A bit later the AP story, and Barney Frank's complaints, wound up the screaming lead item on the Huffington Post. But I think it's too early to scream. Obama has held more press conferences in the last two weeks than George W. Bush holds in a typical year. I also agree with Obama that there's only one president at a time (though, as Frank notes, we really don't have one right now, which is why he thinks the president-elect should step in). I think the carping is unfair, especially from folks around Paulson, who helped create this mess. The Weisman story read like a bit of a hit piece; he told David Gregory that Paulson's folks said they were getting "blank stares" from the Obama team when talking about what to do with the next installment of the Troubled Asset Relief Program. I've never seen a blank stare from anyone who works for Obama; they're some of the smartest people around. Someone is trying to set him and his administration up to share blame in this mess, and that's ludicrous.
Still, I suspect Obama is going to have to say and do more about the economic mess in the weeks to come. Specifically, he may have to spend political capital pushing a solution to the Big Three's woes, whether the answer is a closely supervised government investment plan, or a structured Chapter 11 bankruptcy (as Robert Reich called for today, also on David Gregory's "1600"). Clearly, it makes no sense to plan for a big stimulus package, and set out to create 2 million jobs, as Obama has promised, while letting hundreds of thousands of jobs disappear if domestic automakers fail. That would be a disaster no stimulus could counterbalance. Harry Reid says he doesn't have the votes for a Big Three bailout; maybe that will change with today's terrible job news, showing the U.S. lost 533,000 jobs in November, the biggest drop in 35 years.
Frank also speculated that Obama's caution stemmed from his desire for bipartisan or post-partisan solutions, which he said were giving him "post-partisan depression." I share that worry.

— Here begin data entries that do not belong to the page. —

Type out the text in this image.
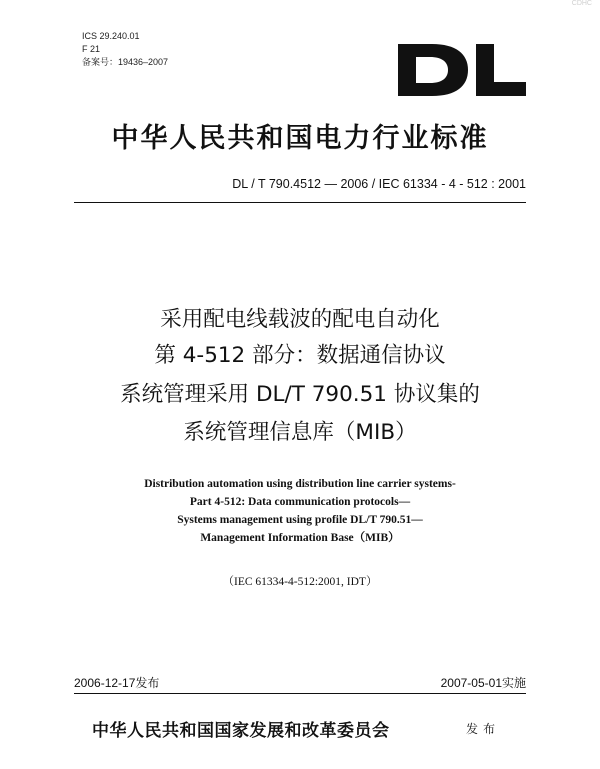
CDHC
ICS 29.240.01
F 21
备案号：19436–2007
中华人民共和国电力行业标准
DL / T 790.4512 — 2006 / IEC 61334 - 4 - 512 : 2001
采用配电线载波的配电自动化
第 4-512 部分：数据通信协议
系统管理采用 DL/T 790.51 协议集的
系统管理信息库（MIB）
Distribution automation using distribution line carrier systems-
Part 4-512: Data communication protocols—
Systems management using profile DL/T 790.51—
Management Information Base（MIB）
（IEC 61334-4-512:2001, IDT）
2006-12-17发布	2007-05-01实施
中华人民共和国国家发展和改革委员会	发布
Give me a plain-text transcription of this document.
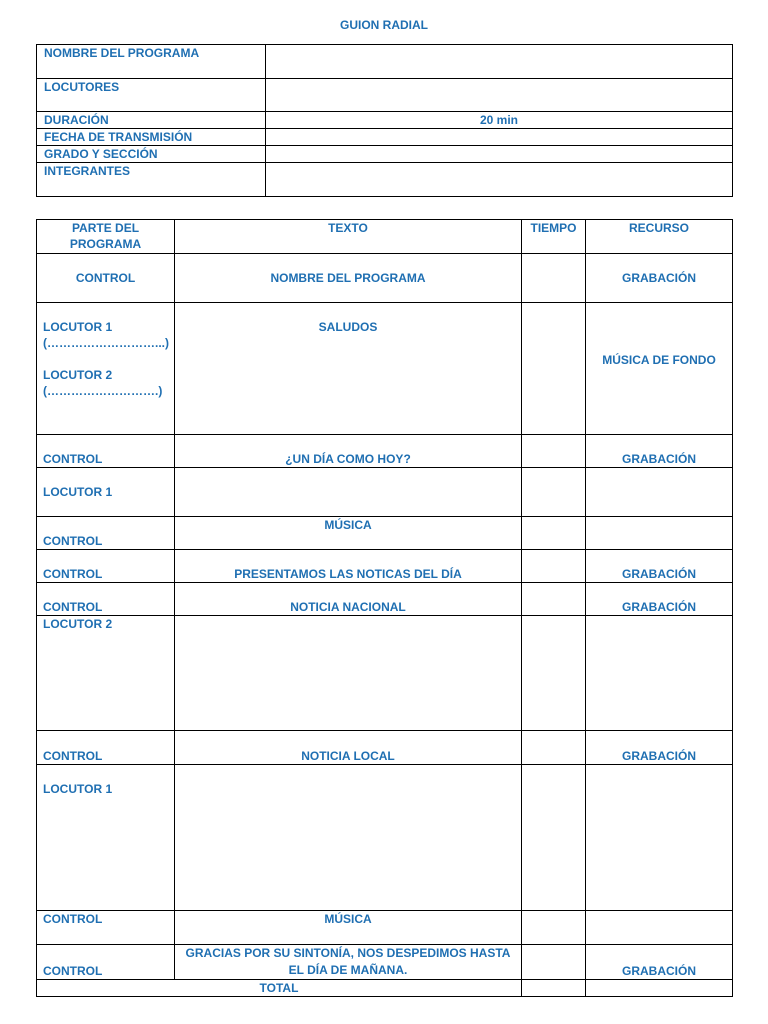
GUION RADIAL
NOMBRE DEL PROGRAMA	
LOCUTORES	
DURACIÓN	20 min
FECHA DE TRANSMISIÓN	
GRADO Y SECCIÓN	
INTEGRANTES	
PARTE DEL PROGRAMA	TEXTO	TIEMPO	RECURSO
CONTROL	NOMBRE DEL PROGRAMA		GRABACIÓN

LOCUTOR 1
(………………………...)
LOCUTOR 2
(……………………….)	SALUDOS		MÚSICA DE FONDO
CONTROL	¿UN DÍA COMO HOY?		GRABACIÓN
LOCUTOR 1			
CONTROL	MÚSICA		
CONTROL	PRESENTAMOS LAS NOTICAS DEL DÍA		GRABACIÓN
CONTROL	NOTICIA NACIONAL		GRABACIÓN
LOCUTOR 2			
CONTROL	NOTICIA LOCAL		GRABACIÓN
LOCUTOR 1			
CONTROL	MÚSICA		
CONTROL	GRACIAS POR SU SINTONÍA, NOS DESPEDIMOS HASTA EL DÍA DE MAÑANA.		GRABACIÓN
TOTAL			
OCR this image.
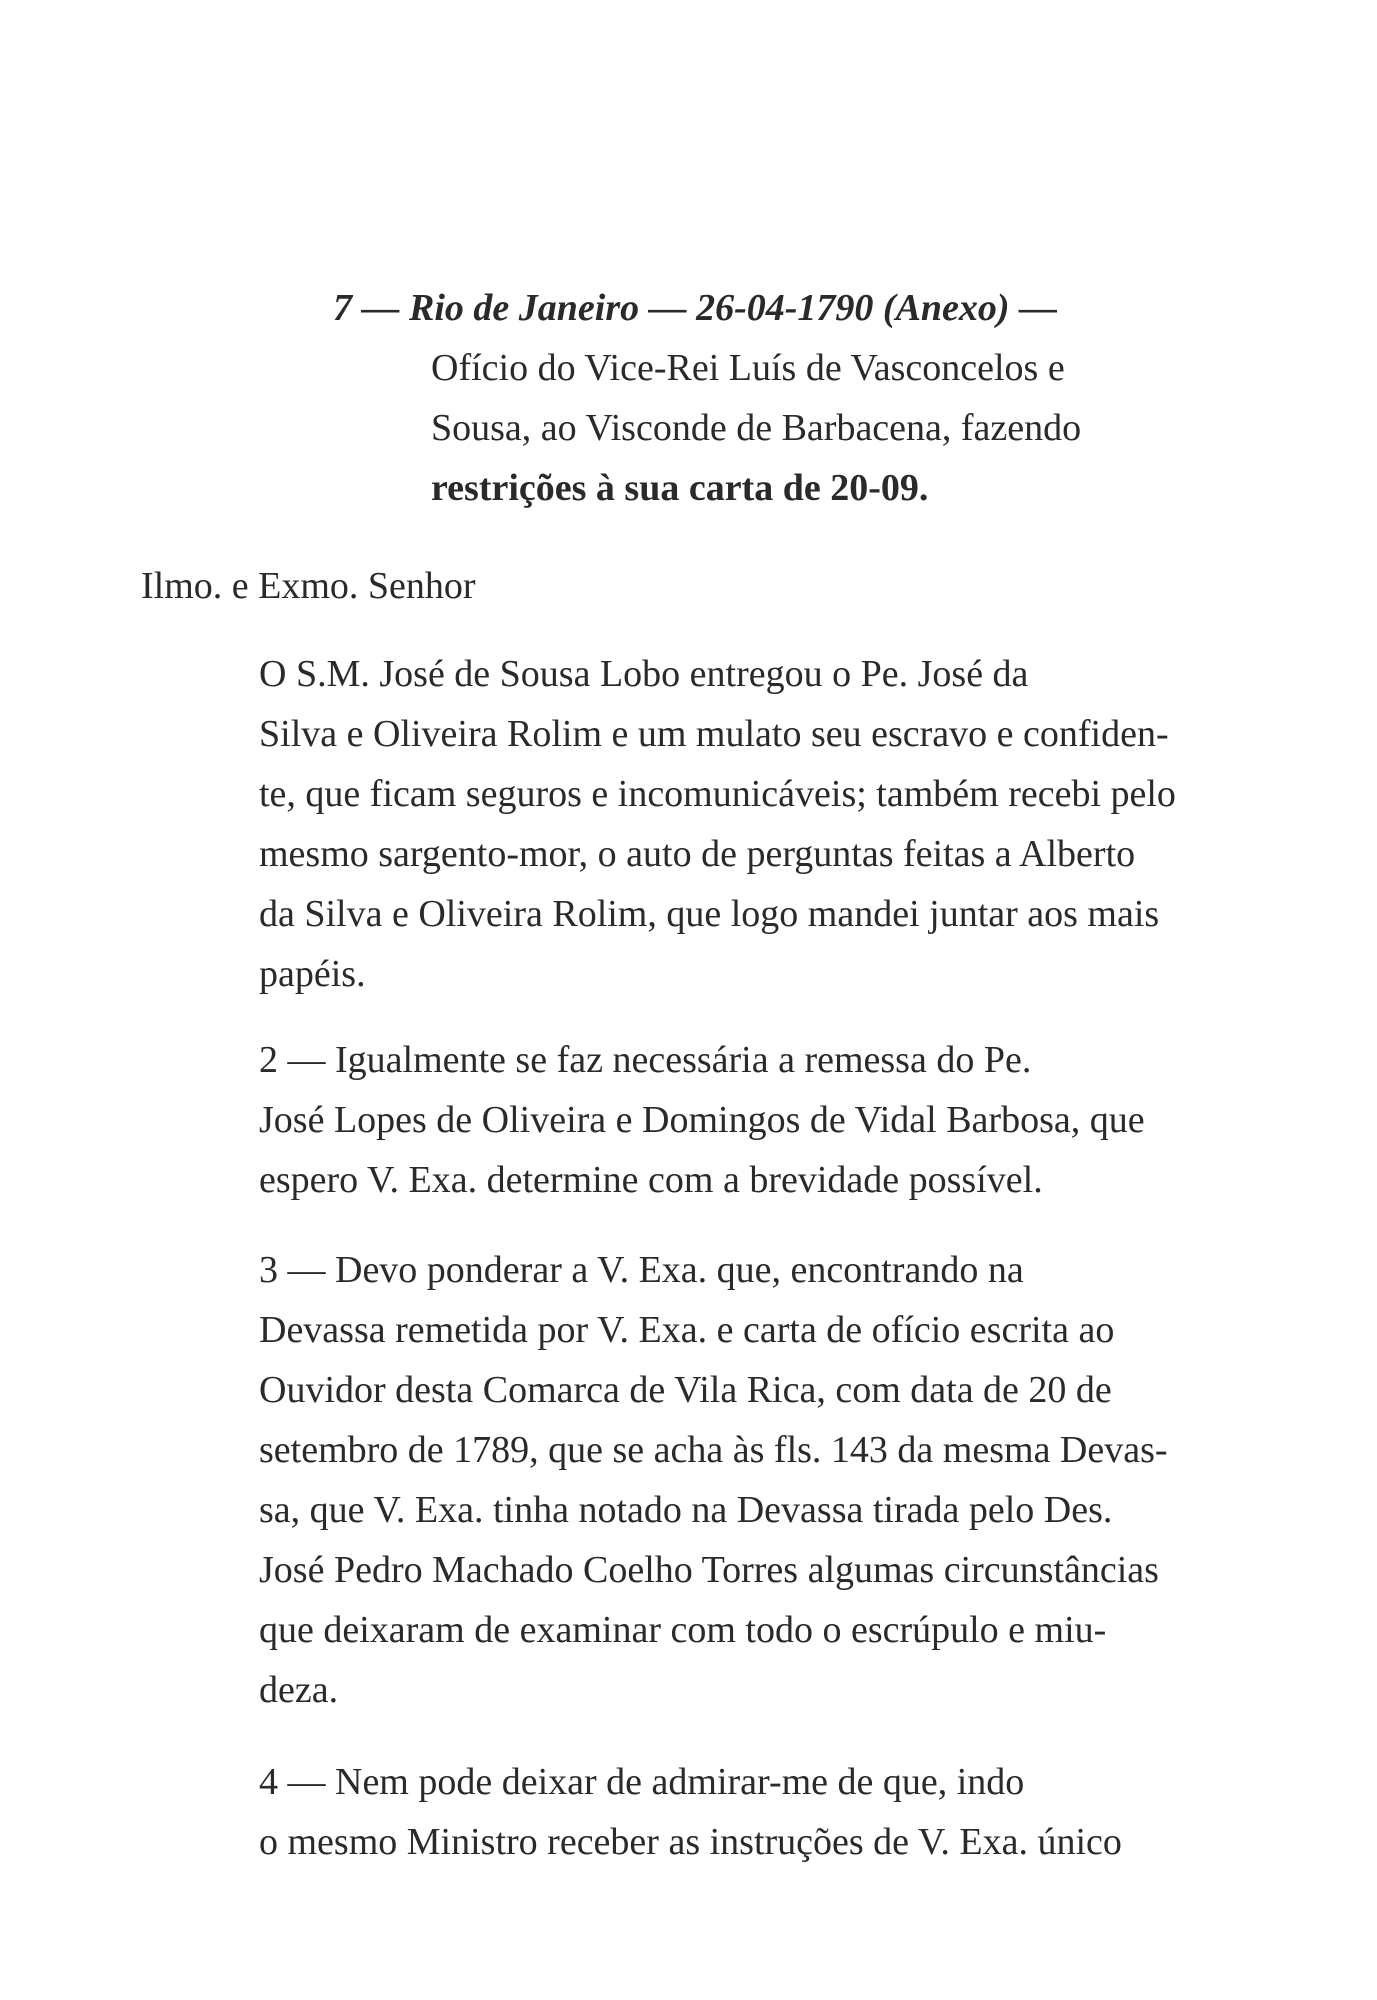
7 — Rio de Janeiro — 26-04-1790 (Anexo) —
Ofício do Vice-Rei Luís de Vasconcelos e
Sousa, ao Visconde de Barbacena, fazendo
restrições à sua carta de 20-09.
Ilmo. e Exmo. Senhor
O S.M. José de Sousa Lobo entregou o Pe. José da
Silva e Oliveira Rolim e um mulato seu escravo e confiden-
te, que ficam seguros e incomunicáveis; também recebi pelo
mesmo sargento-mor, o auto de perguntas feitas a Alberto
da Silva e Oliveira Rolim, que logo mandei juntar aos mais
papéis.
2 — Igualmente se faz necessária a remessa do Pe.
José Lopes de Oliveira e Domingos de Vidal Barbosa, que
espero V. Exa. determine com a brevidade possível.
3 — Devo ponderar a V. Exa. que, encontrando na
Devassa remetida por V. Exa. e carta de ofício escrita ao
Ouvidor desta Comarca de Vila Rica, com data de 20 de
setembro de 1789, que se acha às fls. 143 da mesma Devas-
sa, que V. Exa. tinha notado na Devassa tirada pelo Des.
José Pedro Machado Coelho Torres algumas circunstâncias
que deixaram de examinar com todo o escrúpulo e miu-
deza.
4 — Nem pode deixar de admirar-me de que, indo
o mesmo Ministro receber as instruções de V. Exa. único
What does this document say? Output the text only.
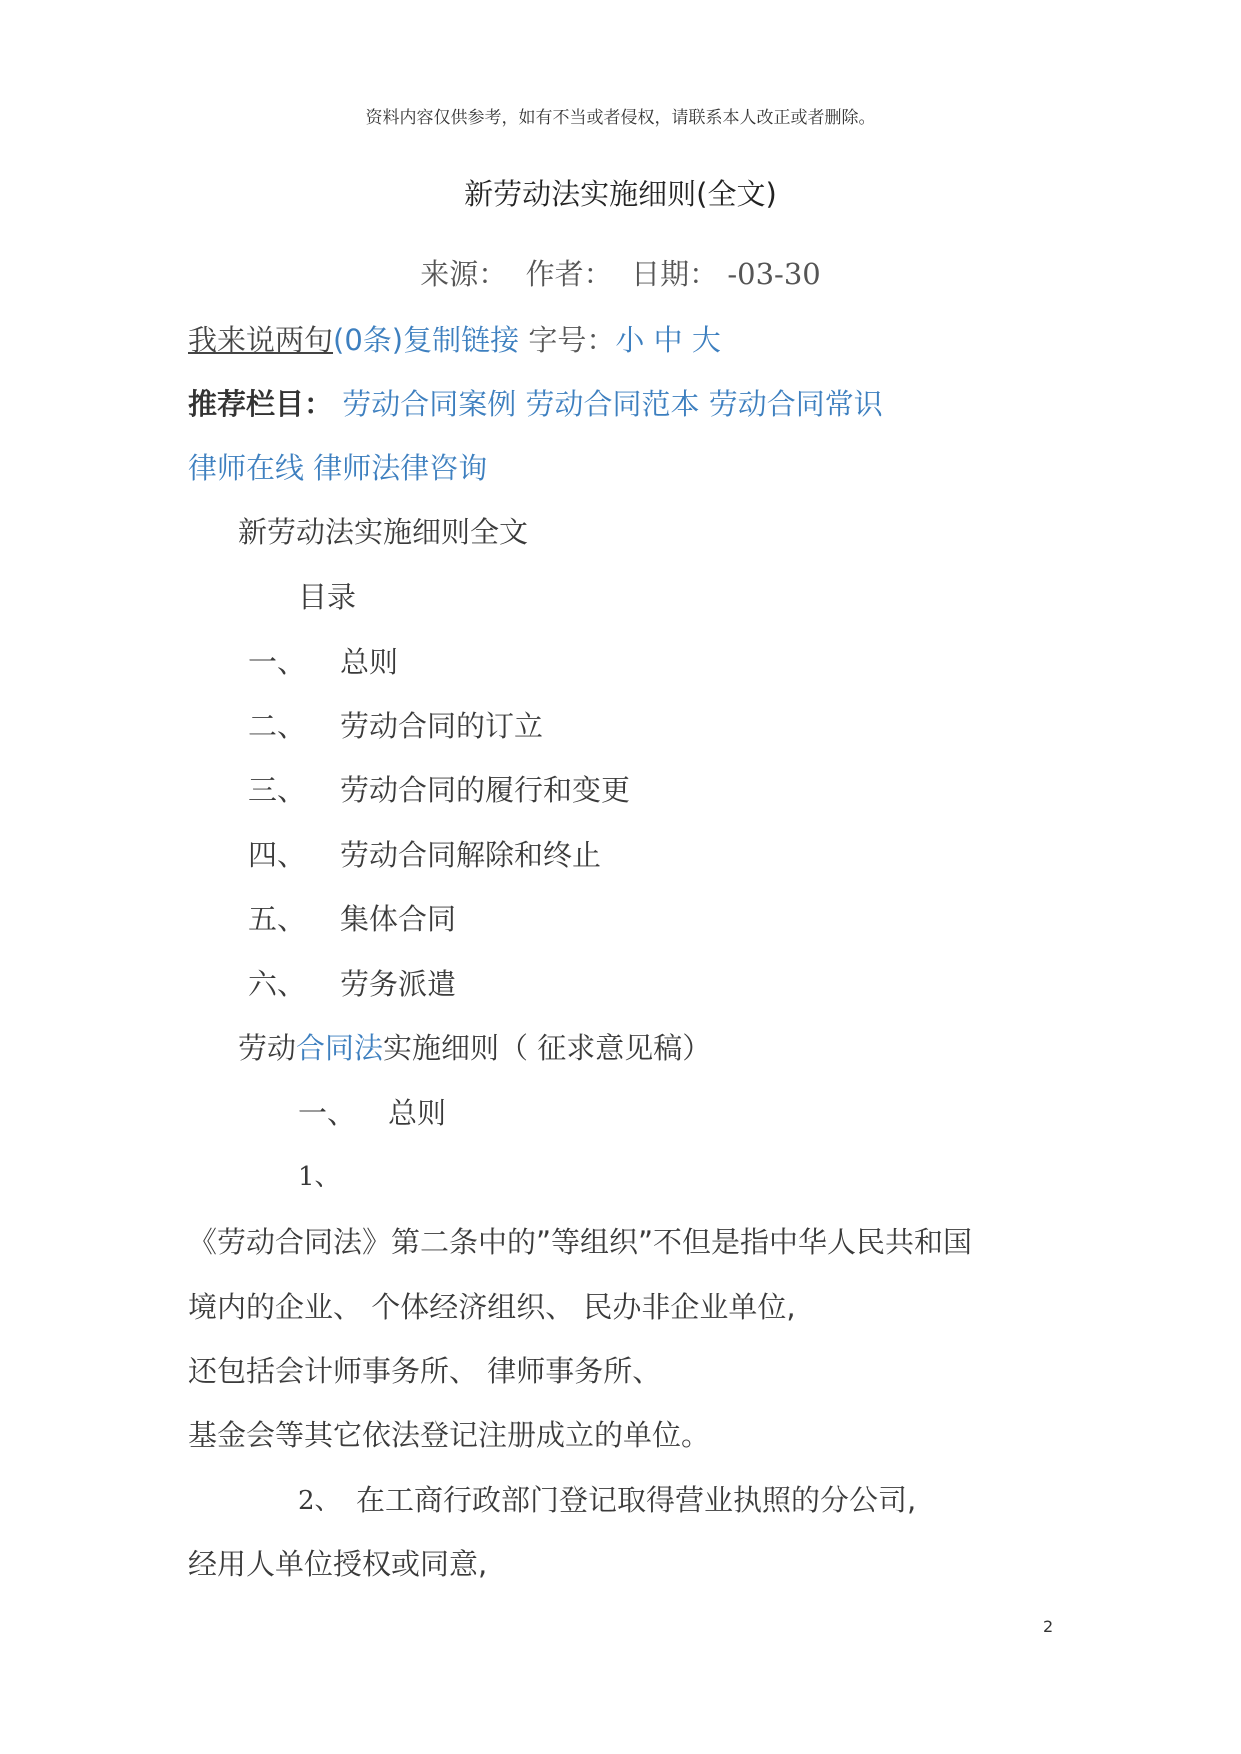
资料内容仅供参考，如有不当或者侵权，请联系本人改正或者删除。
新劳动法实施细则(全文)
来源： 作者： 日期： -03-30
我来说两句(0条)复制链接 字号：小 中 大
推荐栏目： 劳动合同案例 劳动合同范本 劳动合同常识
律师在线 律师法律咨询
新劳动法实施细则全文
目录
一、 总则
二、 劳动合同的订立
三、 劳动合同的履行和变更
四、 劳动合同解除和终止
五、 集体合同
六、 劳务派遣
劳动合同法实施细则（ 征求意见稿）
一、 总则
1、
《劳动合同法》第二条中的”等组织”不但是指中华人民共和国
境内的企业、 个体经济组织、 民办非企业单位,
还包括会计师事务所、 律师事务所、
基金会等其它依法登记注册成立的单位。
2、 在工商行政部门登记取得营业执照的分公司,
经用人单位授权或同意,
2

I am the world's biggest Kumbaya-singing conciliator, and I'd love Obama to prove me and Barney Frank wrong, but I don't know that there's going to be a whole lot of Republicans singing Kumbaya when President Obama takes over in January. I actually hope I'm wrong; I think our problems are too big for Obama to solve them while facing partisan warfare from the GOP. But I think he's going to have to show his toughness and willingness to take sides, on behalf of working- and middle-class folks, sooner rather than later. Jeb Bush, allegedly the smart Bush, is trying to drum up support for a 2010 Senate race in Florida by telling NewsMax that Republicans should form a "shadow government" to oppose Obama's plans. If a Democrat said something like that on the eve of a new GOP administration, he or she would be smeared as a traitor. And if any Republican had a chance to set up a "shadow government," it wouldn't be someone named Bush. Go away, little Jeb.
On the other hand, I remember many on the left, myself included, insisting during the presidential race that Obama had to get tougher, attack more, and he never really did -- and he beat John McCain solidly. I now trust his political instincts on these issues (not necessarily his policy instincts; we haven't seen enough) more than my own. I also trust his calm, deliberative approach to problem solving, and I don't know why Democrats are among those setting him up for potential failure by demanding that he act before he's had time to develop a plan. I think supporters should stop hand-wringing and hectoring and let Obama be Obama.